Here's something to try that would seem quite radical if It weren't so simple.
Tuesday, March 27, 2012 at 01:19PM First, find an environment that is big enough to let you move around in it. Then find an object or feature on which to fix your gaze. Do that for a few moments, then pull your focus back so that it falls half way between you and the object. Stay with that long enough to get steady with that.
Now, without moving the center of your gaze from the object, shift your awareness out as far to the right as you can. Don't try to look at things, just notice them…shapes, light, energies.
You will probably find yourself wanting to move your eyes and look at things in your normal way, which functions kine of like one of those park attendants picking up paper with a nail on the end of a stick. Don't do that. Just stay in a kind of soft-focus awareness.
Alright, now let that view go and shift your awareness to your left, holding your gaze on the same central object and still pulled half way back. Again, notice the shapes and energies in the left field.

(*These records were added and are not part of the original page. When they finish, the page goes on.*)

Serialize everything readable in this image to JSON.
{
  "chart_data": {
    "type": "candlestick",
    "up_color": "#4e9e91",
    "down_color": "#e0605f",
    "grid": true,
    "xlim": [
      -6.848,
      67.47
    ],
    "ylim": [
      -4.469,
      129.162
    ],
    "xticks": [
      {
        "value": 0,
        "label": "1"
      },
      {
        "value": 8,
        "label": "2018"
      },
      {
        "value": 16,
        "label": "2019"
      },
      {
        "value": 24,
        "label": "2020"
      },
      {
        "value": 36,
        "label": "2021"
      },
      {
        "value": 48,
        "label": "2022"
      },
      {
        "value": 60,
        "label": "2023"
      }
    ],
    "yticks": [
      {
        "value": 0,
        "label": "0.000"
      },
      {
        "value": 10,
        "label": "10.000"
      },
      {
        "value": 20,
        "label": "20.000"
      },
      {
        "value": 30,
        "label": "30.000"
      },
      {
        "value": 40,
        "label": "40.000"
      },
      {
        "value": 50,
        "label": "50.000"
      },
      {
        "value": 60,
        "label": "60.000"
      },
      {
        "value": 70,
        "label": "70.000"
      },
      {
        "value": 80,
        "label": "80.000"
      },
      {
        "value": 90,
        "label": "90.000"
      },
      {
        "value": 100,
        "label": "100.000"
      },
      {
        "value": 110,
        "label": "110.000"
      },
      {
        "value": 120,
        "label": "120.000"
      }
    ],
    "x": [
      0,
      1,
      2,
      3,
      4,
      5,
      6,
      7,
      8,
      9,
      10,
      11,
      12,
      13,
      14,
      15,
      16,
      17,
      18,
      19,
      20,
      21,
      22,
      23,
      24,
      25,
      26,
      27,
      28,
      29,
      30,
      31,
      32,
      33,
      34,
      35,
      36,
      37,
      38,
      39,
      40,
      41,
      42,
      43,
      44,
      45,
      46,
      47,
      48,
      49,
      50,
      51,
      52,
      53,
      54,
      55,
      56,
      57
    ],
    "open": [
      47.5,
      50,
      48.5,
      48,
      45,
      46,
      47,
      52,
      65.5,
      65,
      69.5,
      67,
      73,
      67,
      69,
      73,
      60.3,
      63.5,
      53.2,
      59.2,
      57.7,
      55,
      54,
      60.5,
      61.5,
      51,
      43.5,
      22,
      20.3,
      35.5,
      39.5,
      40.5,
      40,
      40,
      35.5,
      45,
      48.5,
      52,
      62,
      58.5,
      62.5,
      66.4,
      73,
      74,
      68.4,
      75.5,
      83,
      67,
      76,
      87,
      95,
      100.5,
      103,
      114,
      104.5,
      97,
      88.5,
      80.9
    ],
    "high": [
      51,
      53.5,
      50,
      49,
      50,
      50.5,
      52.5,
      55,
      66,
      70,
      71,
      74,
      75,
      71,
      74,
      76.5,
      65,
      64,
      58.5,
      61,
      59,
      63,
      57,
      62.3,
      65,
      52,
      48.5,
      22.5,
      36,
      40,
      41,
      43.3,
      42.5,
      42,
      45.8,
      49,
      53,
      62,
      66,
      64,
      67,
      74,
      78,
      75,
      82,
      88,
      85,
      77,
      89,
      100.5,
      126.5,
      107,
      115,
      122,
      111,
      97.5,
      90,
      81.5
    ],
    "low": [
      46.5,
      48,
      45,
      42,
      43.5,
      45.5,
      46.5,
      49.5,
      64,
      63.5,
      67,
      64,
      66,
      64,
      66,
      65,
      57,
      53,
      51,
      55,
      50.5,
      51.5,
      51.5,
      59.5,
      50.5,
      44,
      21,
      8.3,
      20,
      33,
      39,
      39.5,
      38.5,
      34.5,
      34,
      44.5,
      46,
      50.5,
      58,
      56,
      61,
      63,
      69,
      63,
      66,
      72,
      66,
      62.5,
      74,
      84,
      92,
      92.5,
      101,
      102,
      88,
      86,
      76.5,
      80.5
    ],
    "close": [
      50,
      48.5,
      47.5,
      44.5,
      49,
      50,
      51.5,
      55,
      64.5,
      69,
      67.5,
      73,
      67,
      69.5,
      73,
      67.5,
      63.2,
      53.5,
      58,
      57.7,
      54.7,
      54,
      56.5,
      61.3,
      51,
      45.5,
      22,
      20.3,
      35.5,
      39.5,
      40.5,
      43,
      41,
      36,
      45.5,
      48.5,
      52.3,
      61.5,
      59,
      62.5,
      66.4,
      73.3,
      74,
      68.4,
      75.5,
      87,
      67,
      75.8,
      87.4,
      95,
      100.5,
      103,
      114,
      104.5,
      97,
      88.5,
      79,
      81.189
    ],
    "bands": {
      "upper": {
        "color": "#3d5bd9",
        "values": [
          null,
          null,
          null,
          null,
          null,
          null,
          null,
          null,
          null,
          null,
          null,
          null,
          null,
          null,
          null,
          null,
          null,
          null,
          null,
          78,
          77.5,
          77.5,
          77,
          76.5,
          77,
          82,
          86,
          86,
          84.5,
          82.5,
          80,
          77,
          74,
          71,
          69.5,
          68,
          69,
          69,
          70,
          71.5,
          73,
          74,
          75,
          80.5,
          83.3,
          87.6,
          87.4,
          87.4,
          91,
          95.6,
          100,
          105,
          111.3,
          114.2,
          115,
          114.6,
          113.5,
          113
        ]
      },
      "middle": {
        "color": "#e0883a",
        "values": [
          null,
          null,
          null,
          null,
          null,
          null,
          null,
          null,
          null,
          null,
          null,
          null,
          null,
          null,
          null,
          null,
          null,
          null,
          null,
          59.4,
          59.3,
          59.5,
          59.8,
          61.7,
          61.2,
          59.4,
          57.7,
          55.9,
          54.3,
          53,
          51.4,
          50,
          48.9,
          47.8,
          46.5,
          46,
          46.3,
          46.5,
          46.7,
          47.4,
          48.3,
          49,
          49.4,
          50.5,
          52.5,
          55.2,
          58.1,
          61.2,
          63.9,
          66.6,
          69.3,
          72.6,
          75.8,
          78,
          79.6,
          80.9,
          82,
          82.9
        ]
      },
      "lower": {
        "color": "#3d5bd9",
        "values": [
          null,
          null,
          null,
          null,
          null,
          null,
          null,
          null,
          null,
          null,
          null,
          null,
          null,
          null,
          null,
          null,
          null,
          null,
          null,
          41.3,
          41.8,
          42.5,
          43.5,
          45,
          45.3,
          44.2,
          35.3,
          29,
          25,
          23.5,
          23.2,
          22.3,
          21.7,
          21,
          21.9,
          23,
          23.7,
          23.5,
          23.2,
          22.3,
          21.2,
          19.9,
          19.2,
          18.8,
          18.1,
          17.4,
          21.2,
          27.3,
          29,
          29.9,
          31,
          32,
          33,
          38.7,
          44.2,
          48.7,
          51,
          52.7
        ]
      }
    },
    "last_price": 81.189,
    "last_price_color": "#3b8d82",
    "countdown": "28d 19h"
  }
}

After a minute or so of this, let your awareness go out to both left and right. Notice where the two sides differ, if they do.
Now slowly begin to move through the space while keeping your focus on the center and your awareness on the peripheries. The shapes and energies will start to shift in relation to each other and to you. And once you get close to whatever object you've been using as an anchor, turn and find something that is more distant and start to move toward it, awareness still on the peripheries that you now see. Watch the flow of things changing as you move.
Now for the most important part. Notice your own cognitive state. You will tend to find that you are not thinking the way you usually do about what you see. You'll just notice things without commenting to yourself about them or following them with your thoughts. It is a kind of unanchored state of awareness.
You'll likely find this is hard to maintain. There is a strong pull back toward your normal way of seeing/commenting.
So just and just go back to your usual way. And notice the difference.
Then, after a while, try the exercise again, perhaps in a different place. And just be aware of how your mind works when you do this.
In fact, I think we all do this, and it provides a kind of undertone of wider awareness to our consciousness. It is seeing.
Perhaps this is what Paul Valery meant when he said "Seeing is forgetting the name of the thing one sees."